Und so lassen sich bei den meisten Onlineangeboten die folgenden Nutzungsszenarien herauslesen:
  • Auf eine Website kommen Nutzer entweder über Suchmaschinen (ca. 20-60% der Nutzer), über die Direkteinabe einer Adresse (z.B. firma.de) oder über Links in anderen Websites, das können Verzeichnisse sein, redaktionelle Beiträge, Enzyklopädien wie Wikipedia und – zunehmend wichtig – Empfehlungen in Social Media wie Facebook. Hierbei lassen sich verschiedene Anlässe unterscheiden:
  • Bei „breiten“ Suchen – nach einem bestimmten Thema oder nach einem einzelnen Begriff – versuchen sich Nutzer einen Überblick zu verschaffen über ein Thema und Informationsquellen dazu. Sie suchen nach ersten Anhaltspunkten, um im nächsten Schritt die Recherche zu verfeinern. Und bleiben dann möglicherweise bei Angeboten, die sich in der Tiefe mit einem bestimmten Thema auseinandersetzen.
  • Nutzer, die einen Anbieter- oder Markennamen eingegeben haben, haben die ersten Schritte schon hinter sich. Sie wollen sich entweder gezielt über bestimmte Angebote informieren oder suchen Serviceinformationen.
  • Was gibt es Neues? Wiederkehrende Nutzer informieren sich häufig darüber, welche neuen Inhalte auf einer Seite zu finden sind oder ob es zu einem Thema was Neues gibt.
  • Manchmal wird auch nur ein Kontaktinformation, ein Ansprechpartner oder Adresse gesucht. Das Internet ist auch ein Adressbuch.
  • Nicht immer suchen Nutzer übrigens gezielt nach Informationen, manchmal lassen sie sich auch mehr oder weniger treiben und folgen Empfehlungen bzw. Links und treffen manchmal so auf interessante Informationen. Das ist wichtig, denn auch solche zufälligen Treffer können gefördert werden.
Fazit: Auffindbarkeit eines Angebots und der relevanten Inhalte auf einer Website sind Schlüssel dafür Nutzer auf die Website zu führen und dort zu halten. Ein Verständnis Ihrer Nutzer ist dafür nützlich.
Wie erfährt man mehr darüber, wie Nutzer Inhalte nutzen? 

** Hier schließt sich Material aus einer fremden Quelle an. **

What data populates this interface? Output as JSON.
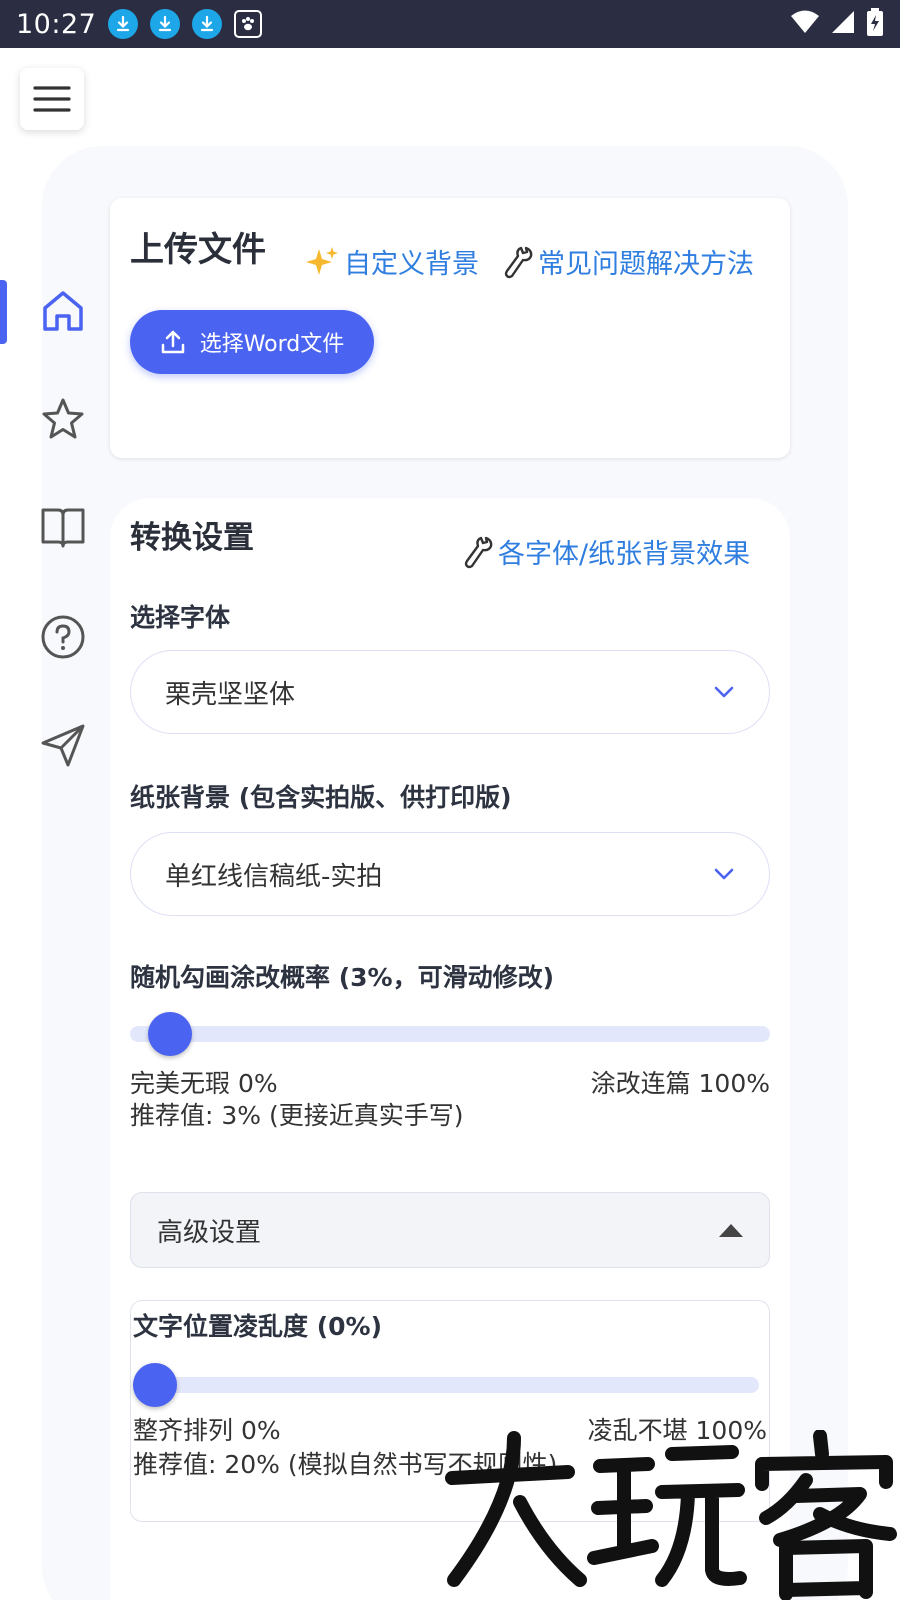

Bei der Entwicklung einer Website wird ein Fehler besonders häufig gemacht: Es wird aus der Perspektive einer Organisation oder eines Unternehmens heraus gedacht, nicht aus der des Nutzers. Das führt zu weiteren Fehlern: Formulierungen, Überschriften, Menübezeichnungen erscheinen in Fachchinesisch und sind nicht verständlich. Die Struktur der Website mag Abteilungsstrukturen wiederspiegeln, aber sind dadurch aus Nutzersicht häufig nicht logisch.

Daher ist es wichtig, mehr darüber zu erfahren, wie der Nutzer denkt bzw. was ihn interessiert.

Wie erfahre ich mehr darüber, was Nutzer interessiert? Die folgenden Quellen können sehr nützlich sein:

  • Nutzungsstatistiken (Web Metrics): Nutzungsstatistiken liegen eigentlich immer vor, fragen Sie Ihren Provider, Ihre IT oder Agentur danach. Wenn sie nicht vorliegt, sollten sie veranlassen, dass Nutzungsdaten gesammelt werden. Das ist meistens unaufwendig. Denn hier finden Sie Informationen, die besonders nützlich sind: Welche Begriffe geben Nutzer ein, bevor sie auf Ihrer Seite landen? Was sind die häufigst nachgefragten Inhalte? Welche anderen Websites haben Nutzer vorher gesucht? Läuft der Zugriff über ein Handy oder über einen PC? All das steht da drin!
  • Google Trends: Dieses Werkzeug sagt Ihnen, nach welchen Begriffen Nutzer allgemein in Google suchen, welche Suchkombinationen genutzt werden, ob es saisonale Auffälligkeiten gibt oder regionale Unterschiede im Suchverhalten.
  • E-mail und Kontaktanfragen: Wenn Sie Anfragen von Nutzern bekommen, lohnt es sich, genauer auf die Fragen zu schauen: Werden dort bestimmte Fragen / Themen wiederholt angesprochen?
  • Nutzerbefragungen: Befragen Sie Nutzer über eine Onlineumfrage. Einfach einzusetzende Mittel wie Surveymonkey helfen schon weiter.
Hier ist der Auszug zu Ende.